I've seen a number of animals - dogs, cats, squirrels, ducks and geese, etc drink from puddles, some of them were muddy, others had green flora growing under water. Same goes for lakes and rivers. A human would not drink that. Do animals experience gastrointestinal discomfort or can they die from drinking water like that?
At the same time I hear about the problem of "clean water" in 3rd world countries and how diarrhea is the #1 killer of children under 5.
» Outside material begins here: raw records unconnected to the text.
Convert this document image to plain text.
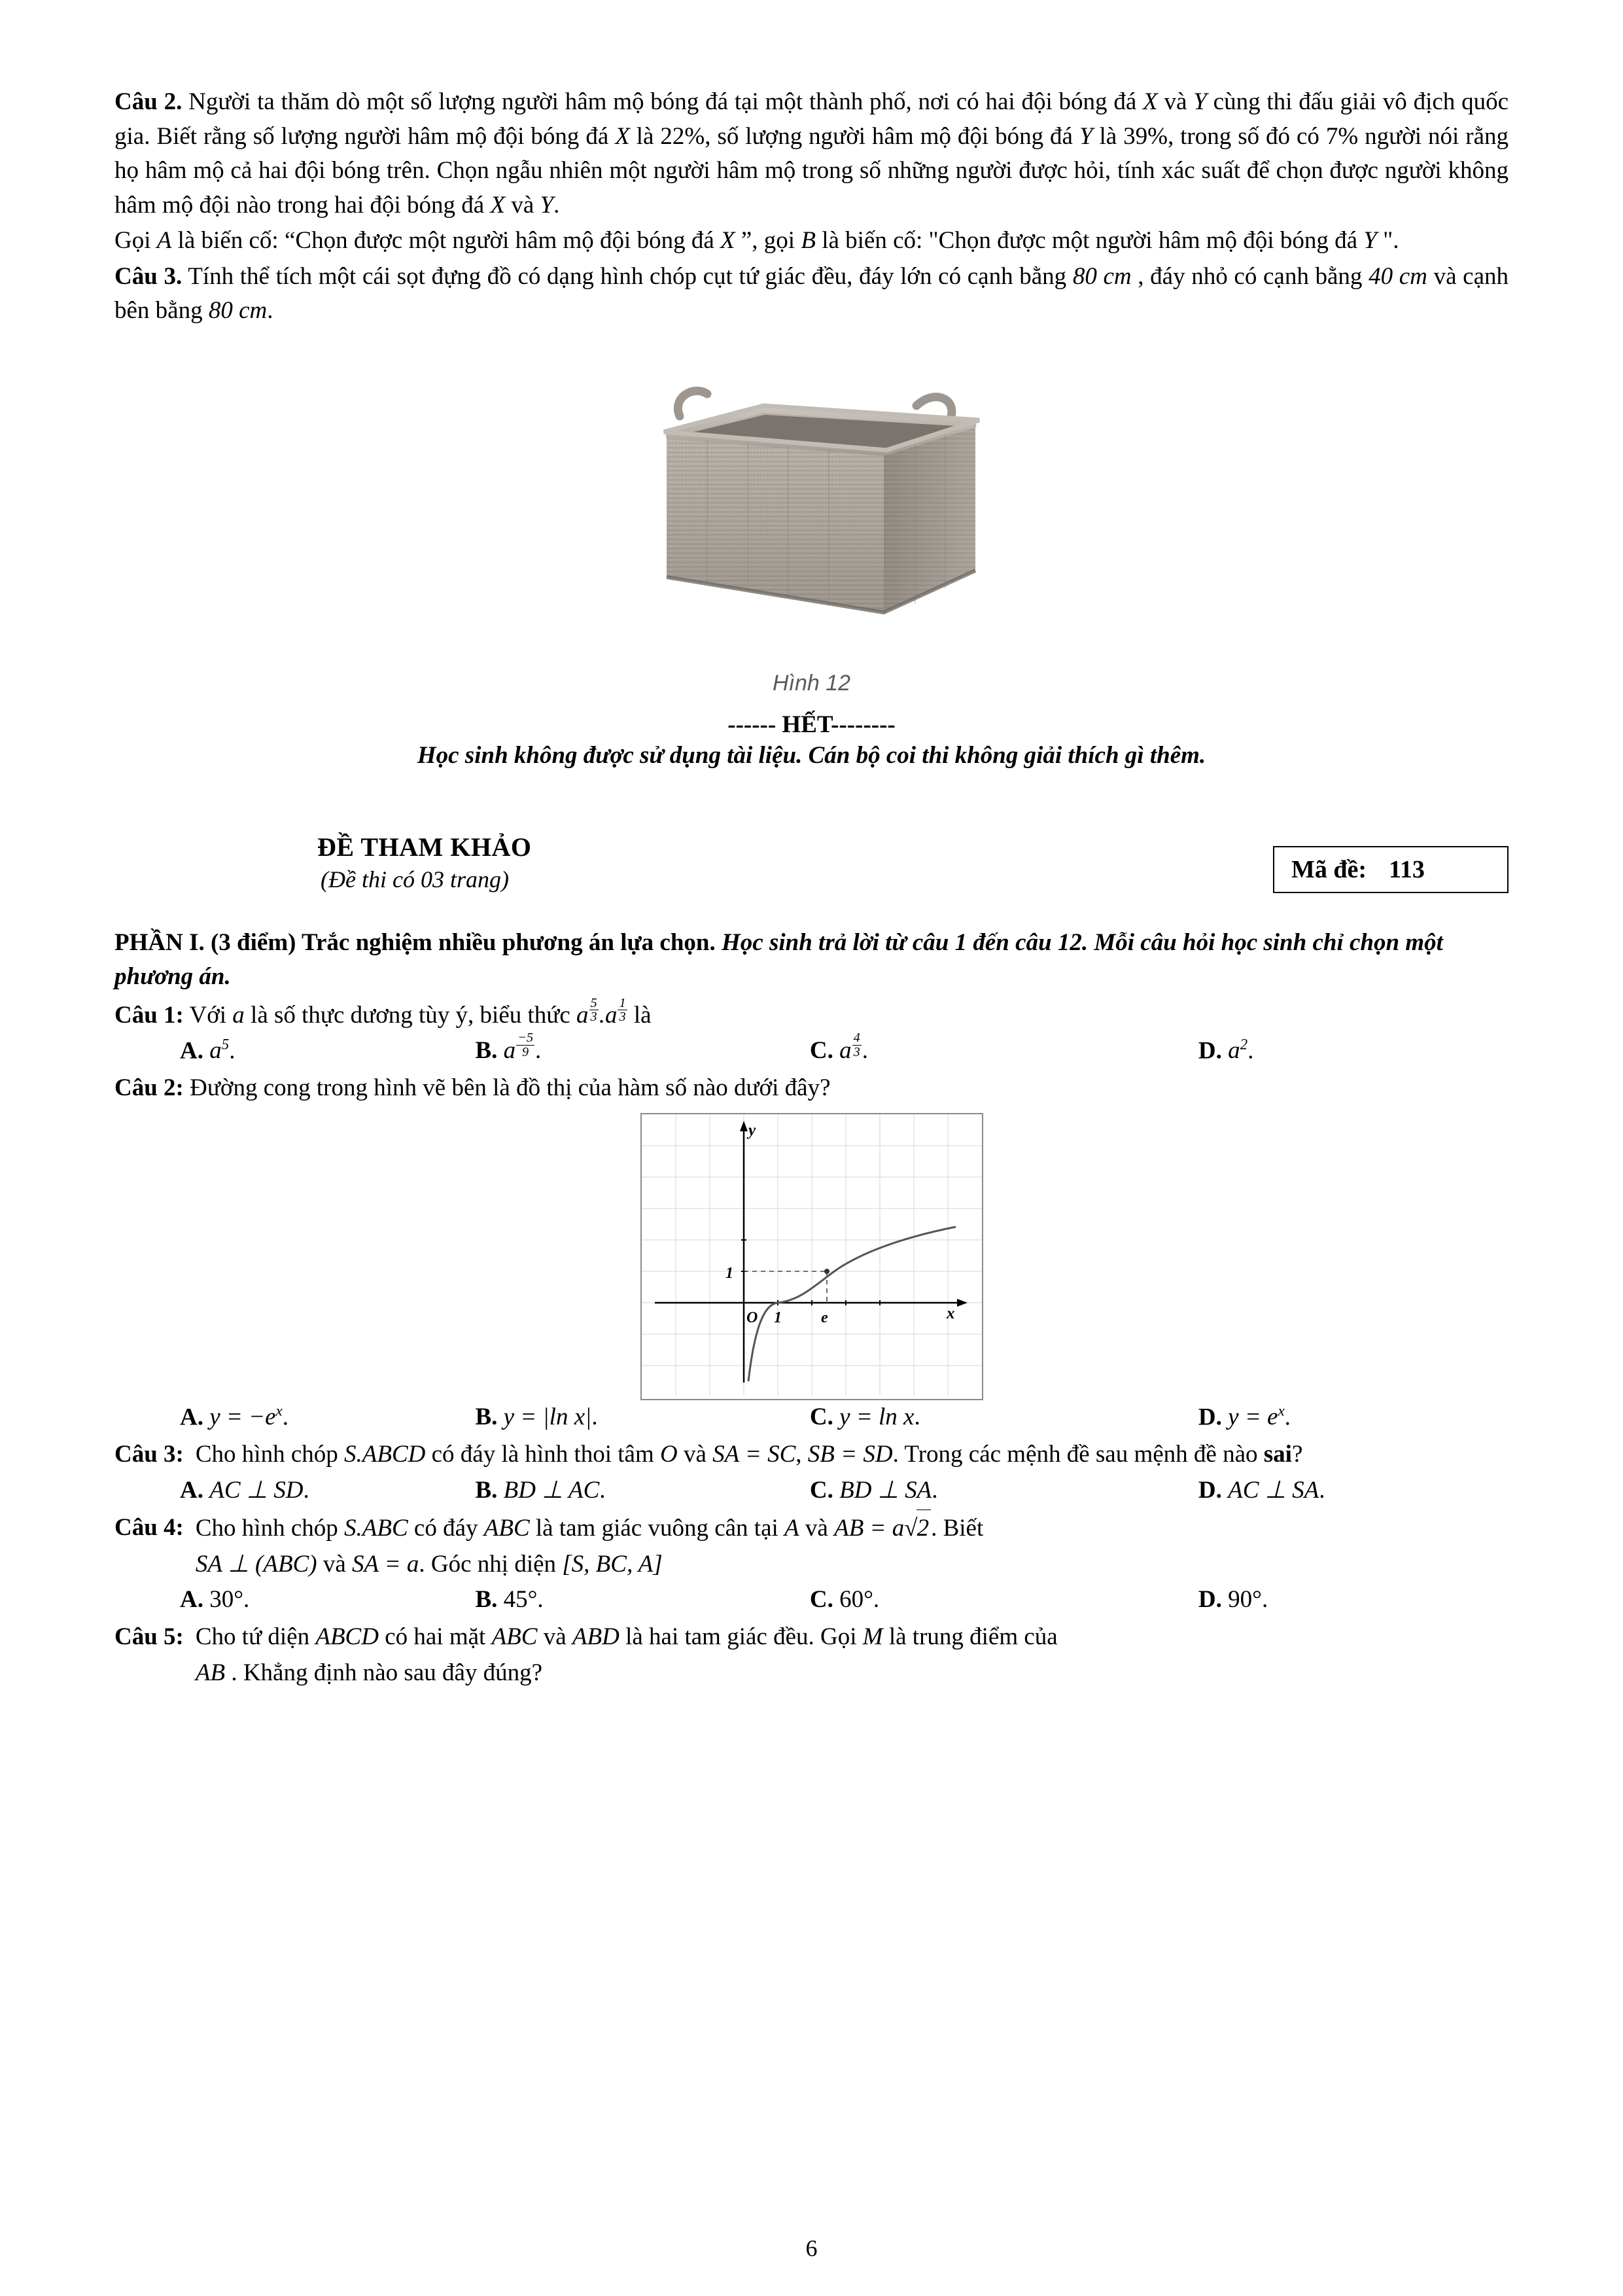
Câu 2. Người ta thăm dò một số lượng người hâm mộ bóng đá tại một thành phố, nơi có hai đội bóng đá X và Y cùng thi đấu giải vô địch quốc gia. Biết rằng số lượng người hâm mộ đội bóng đá X là 22%, số lượng người hâm mộ đội bóng đá Y là 39%, trong số đó có 7% người nói rằng họ hâm mộ cả hai đội bóng trên. Chọn ngẫu nhiên một người hâm mộ trong số những người được hỏi, tính xác suất để chọn được người không hâm mộ đội nào trong hai đội bóng đá X và Y.

Gọi A là biến cố: “Chọn được một người hâm mộ đội bóng đá X ”, gọi B là biến cố: "Chọn được một người hâm mộ đội bóng đá Y ".

Câu 3. Tính thể tích một cái sọt đựng đồ có dạng hình chóp cụt tứ giác đều, đáy lớn có cạnh bằng 80 cm , đáy nhỏ có cạnh bằng 40 cm và cạnh bên bằng 80 cm.

Hình 12
------ HẾT--------
Học sinh không được sử dụng tài liệu. Cán bộ coi thi không giải thích gì thêm.
ĐỀ THAM KHẢO
(Đề thi có 03 trang)	Mã đề: 113
PHẦN I. (3 điểm) Trắc nghiệm nhiều phương án lựa chọn. Học sinh trả lời từ câu 1 đến câu 12. Mỗi câu hỏi học sinh chỉ chọn một phương án.
Câu 1: Với a là số thực dương tùy ý, biểu thức a $\frac{5}{3} .a \frac{1}{3}$ là
A. $a^5$.	B. a $\frac{-5}{9}$ .	C. a $\frac{4}{3}$ .	D. $a^2$.
Câu 2: Đường cong trong hình vẽ bên là đồ thị của hàm số nào dưới đây?
1
O 1	e	x
y
A. $y = -e^x$.	B. y = |ln x|.	C. y = ln x.	D. $y = e^x$.
Câu 3: Cho hình chóp S.ABCD có đáy là hình thoi tâm O và SA = SC, SB = SD. Trong các mệnh đề sau mệnh đề nào sai?
A. AC ⊥ SD.	B. BD ⊥ AC.	C. BD ⊥ SA.	D. AC ⊥ SA.
Câu 4: Cho hình chóp S.ABC có đáy ABC là tam giác vuông cân tại A và AB = a√2. Biết
SA ⊥ (ABC) và SA = a. Góc nhị diện [S, BC, A]
A. 30°.	B. 45°.	C. 60°.	D. 90°.
Câu 5: Cho tứ diện ABCD có hai mặt ABC và ABD là hai tam giác đều. Gọi M là trung điểm của
AB . Khẳng định nào sau đây đúng?
6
Are humans the only animals that require a certain purity of their drinking water? Why is it that a dog can drink from a puddle, but a human is likely to get sick from doing the same? Do baby animals get sick from drinking "dirty" water?
Answer
I wouldn't say that a human is "likely" to get sick by drinking from a puddle, I'd say "at some risk". It isn't desperately dangerous, although don't take that as a recommendation. There are many infections you can get from water (bacterial, viral, amoebal, and I presume fungal). You don't want to risk them, but probably won't actually encounter them in that puddle in your garden you see your dog drinking from. If the water is stagnant then the list of things in it that might hurt you is longer than if it's flowing. If you can avoid the mud, and anything that's been standing long enough to grow algae, fresh rainwater is a pretty good bet as these things go.
The same is true of other species, but the risk per drink is lower, since they drink it more and develop resistance to more of the things on the list. Humans are no different. For example some areas tend to have Hepatitis A in the tap water. The local population is immune after they've been infected once, and most childhood infections cause no symptoms, so it's not a problem for the locals. But to an unvaccinated visitor, the water's not safe. Hep A normally won't kill you, but is still well worth avoiding since it will make you sick for several weeks.
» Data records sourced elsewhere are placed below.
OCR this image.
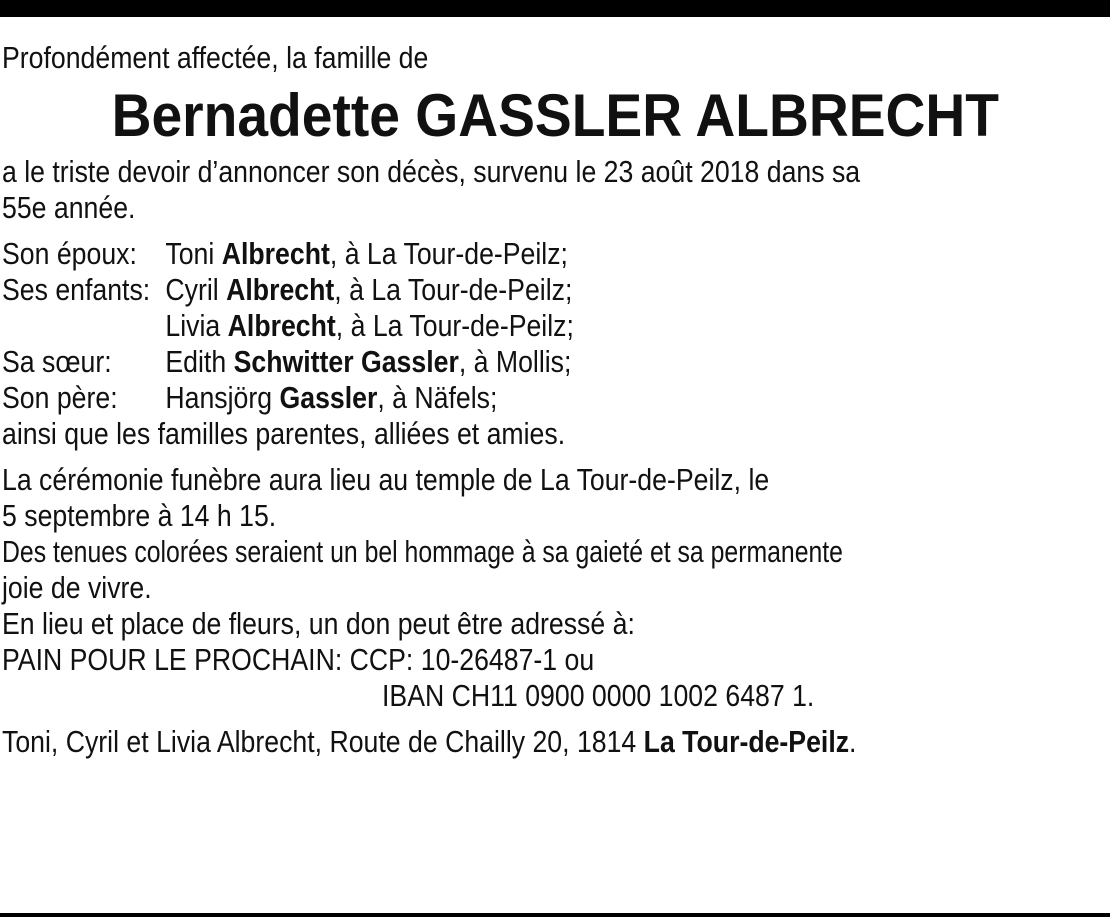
Profondément affectée, la famille de
Bernadette GASSLER ALBRECHT
a le triste devoir d’annoncer son décès, survenu le 23 août 2018 dans sa
55e année.
Son époux:	Toni Albrecht, à La Tour-de-Peilz;
Ses enfants:	Cyril Albrecht, à La Tour-de-Peilz;
	Livia Albrecht, à La Tour-de-Peilz;
Sa sœur:	Edith Schwitter Gassler, à Mollis;
Son père:	Hansjörg Gassler, à Näfels;
ainsi que les familles parentes, alliées et amies.
La cérémonie funèbre aura lieu au temple de La Tour-de-Peilz, le
5 septembre à 14 h 15.
Des tenues colorées seraient un bel hommage à sa gaieté et sa permanente
joie de vivre.
En lieu et place de fleurs, un don peut être adressé à:
PAIN POUR LE PROCHAIN: CCP: 10-26487-1 ou
IBAN CH11 0900 0000 1002 6487 1.
Toni, Cyril et Livia Albrecht, Route de Chailly 20, 1814 La Tour-de-Peilz.
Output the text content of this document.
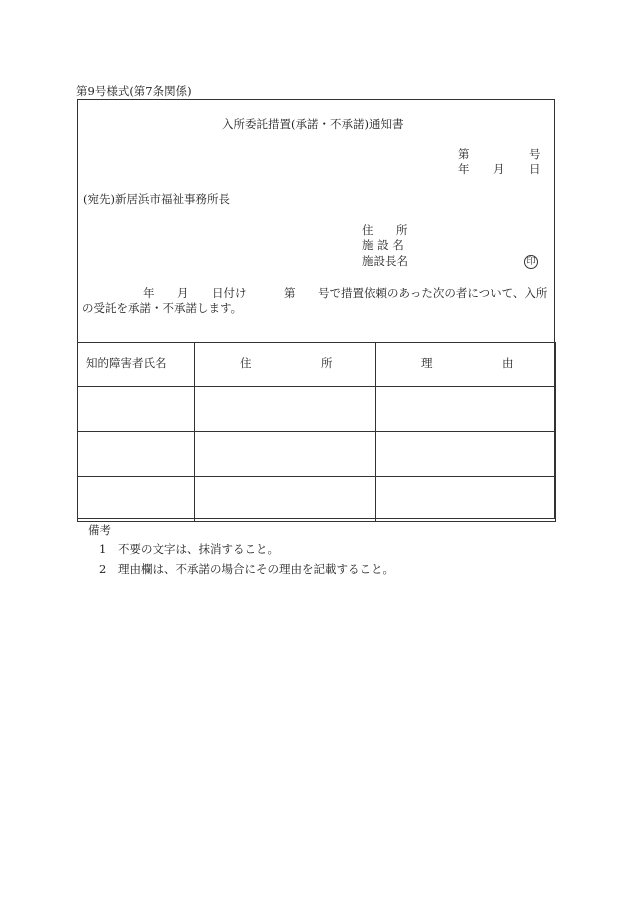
第9号様式(第7条関係)
入所委託措置(承諾・不承諾)通知書
第	号
年 月 日
(宛先)新居浜市福祉事務所長
住 所
施 設 名
施設長名	印
年 月 日付け	第 号で措置依頼のあった次の者について、入所
の受託を承諾・不承諾します。
知的障害者氏名	住 所	理 由

備考
1 不要の文字は、抹消すること。
2 理由欄は、不承諾の場合にその理由を記載すること。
So basically, humans drink clean water because we can, not because we absolutely need to.
The lifespan of humans living "in the wild" (that is, populations prior to or independent of human agriculture) is pretty well agreed to be rather less than that of typical modern lifestyles. Water-borne disease is only one of many things responsible for that. The expected lifespan of a person used to purified water and so on, dropped into "the wild", is even lower again.
The "clean-water" problem in developing countries is primarily one of high population, relative to what the same area could possibly support in the absence of agriculture and other technology. The biggest risk of water-borne disease comes from contamination by human waste (although there are other sources, for example rats can contaminate water with Weil's disease). A small group of humans living in a large area doesn't have to worry about human contamination, they just drink upstream of where they defecate. This strategy doesn't help much once the population is dense enough that someone else is doing the same thing 20 metres away from you.
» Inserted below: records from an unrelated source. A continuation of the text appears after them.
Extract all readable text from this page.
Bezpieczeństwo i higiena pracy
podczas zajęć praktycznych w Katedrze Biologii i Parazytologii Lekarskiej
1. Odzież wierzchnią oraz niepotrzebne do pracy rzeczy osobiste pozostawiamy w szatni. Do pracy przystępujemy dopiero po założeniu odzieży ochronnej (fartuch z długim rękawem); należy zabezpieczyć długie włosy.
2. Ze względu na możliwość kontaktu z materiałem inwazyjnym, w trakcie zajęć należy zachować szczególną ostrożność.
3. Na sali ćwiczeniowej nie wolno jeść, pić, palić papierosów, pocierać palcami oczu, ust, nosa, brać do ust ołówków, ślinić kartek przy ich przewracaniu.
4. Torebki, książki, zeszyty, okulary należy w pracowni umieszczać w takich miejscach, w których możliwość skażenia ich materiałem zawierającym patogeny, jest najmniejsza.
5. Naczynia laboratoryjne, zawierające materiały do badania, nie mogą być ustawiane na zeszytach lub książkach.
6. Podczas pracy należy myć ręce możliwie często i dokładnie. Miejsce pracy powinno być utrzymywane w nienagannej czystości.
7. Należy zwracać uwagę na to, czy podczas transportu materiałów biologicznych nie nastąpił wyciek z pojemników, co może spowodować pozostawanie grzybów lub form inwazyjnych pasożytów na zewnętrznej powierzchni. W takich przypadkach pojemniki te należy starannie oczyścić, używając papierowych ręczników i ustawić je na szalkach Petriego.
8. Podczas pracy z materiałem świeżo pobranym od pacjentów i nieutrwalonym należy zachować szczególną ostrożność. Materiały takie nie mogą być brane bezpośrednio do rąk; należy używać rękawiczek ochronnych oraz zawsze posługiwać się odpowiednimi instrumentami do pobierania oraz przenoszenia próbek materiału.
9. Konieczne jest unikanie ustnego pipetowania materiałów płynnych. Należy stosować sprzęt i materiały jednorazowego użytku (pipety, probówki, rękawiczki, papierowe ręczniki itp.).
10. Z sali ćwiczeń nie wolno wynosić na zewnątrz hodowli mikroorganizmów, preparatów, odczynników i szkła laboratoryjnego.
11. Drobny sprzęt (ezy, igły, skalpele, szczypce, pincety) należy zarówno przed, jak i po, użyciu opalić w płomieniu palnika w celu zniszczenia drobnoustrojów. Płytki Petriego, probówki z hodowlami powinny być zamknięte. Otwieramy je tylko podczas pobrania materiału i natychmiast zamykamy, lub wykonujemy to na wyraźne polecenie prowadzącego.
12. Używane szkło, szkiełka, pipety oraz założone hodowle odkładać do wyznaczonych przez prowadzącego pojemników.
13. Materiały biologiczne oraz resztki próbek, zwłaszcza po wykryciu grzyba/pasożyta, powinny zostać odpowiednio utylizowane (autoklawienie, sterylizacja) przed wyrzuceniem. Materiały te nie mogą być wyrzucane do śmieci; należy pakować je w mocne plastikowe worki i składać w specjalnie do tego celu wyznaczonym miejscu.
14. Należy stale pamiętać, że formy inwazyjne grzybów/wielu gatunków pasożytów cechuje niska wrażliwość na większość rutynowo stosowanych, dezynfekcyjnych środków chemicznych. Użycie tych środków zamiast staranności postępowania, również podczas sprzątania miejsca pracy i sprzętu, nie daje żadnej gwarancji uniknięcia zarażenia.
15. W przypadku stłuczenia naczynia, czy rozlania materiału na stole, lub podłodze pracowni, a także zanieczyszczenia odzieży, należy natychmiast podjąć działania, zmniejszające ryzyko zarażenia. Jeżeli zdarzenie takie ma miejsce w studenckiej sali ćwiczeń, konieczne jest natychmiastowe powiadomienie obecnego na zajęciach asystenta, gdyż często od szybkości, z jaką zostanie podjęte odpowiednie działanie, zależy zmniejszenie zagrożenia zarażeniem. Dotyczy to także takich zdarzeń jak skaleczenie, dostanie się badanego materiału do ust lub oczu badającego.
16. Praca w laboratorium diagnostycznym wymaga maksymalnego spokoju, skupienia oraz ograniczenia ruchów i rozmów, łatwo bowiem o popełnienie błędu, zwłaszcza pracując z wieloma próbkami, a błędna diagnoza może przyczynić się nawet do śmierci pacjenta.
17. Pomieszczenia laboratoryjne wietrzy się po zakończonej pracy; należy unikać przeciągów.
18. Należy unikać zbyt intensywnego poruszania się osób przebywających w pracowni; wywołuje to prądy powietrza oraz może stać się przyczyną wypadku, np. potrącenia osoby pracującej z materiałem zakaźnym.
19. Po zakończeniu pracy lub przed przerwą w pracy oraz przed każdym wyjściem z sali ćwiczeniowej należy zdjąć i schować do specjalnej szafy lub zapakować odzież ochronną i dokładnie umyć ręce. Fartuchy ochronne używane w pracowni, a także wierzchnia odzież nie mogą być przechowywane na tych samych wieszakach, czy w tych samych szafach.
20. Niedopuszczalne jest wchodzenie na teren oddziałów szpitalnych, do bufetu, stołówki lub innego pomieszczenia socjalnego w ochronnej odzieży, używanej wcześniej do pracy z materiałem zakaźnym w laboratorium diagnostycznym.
And of course, human agriculture also supports a much higher rat population than would otherwise be present (they're omnivores too, so they'll eat pretty much any food humans do). I suspect most human disease can be blamed on agriculture one way or another: if not on the animals then on the close-quarters living. If the population of humans was closer to what it was in the palaeolithic (a few thousand or tens of thousands of people in Europe), and was used to drinking from natural sources, then the water would be mostly (not entirely) safe.
So it's not so much that humans need perfectly clean water, it's that humans have figured out how to live in populations so large that we tend to make all the nearby water particularly dirty. Other species aren't completely unaffected by this, but they are less affected because our waste is specifically contaminating the water with diseases that affect us.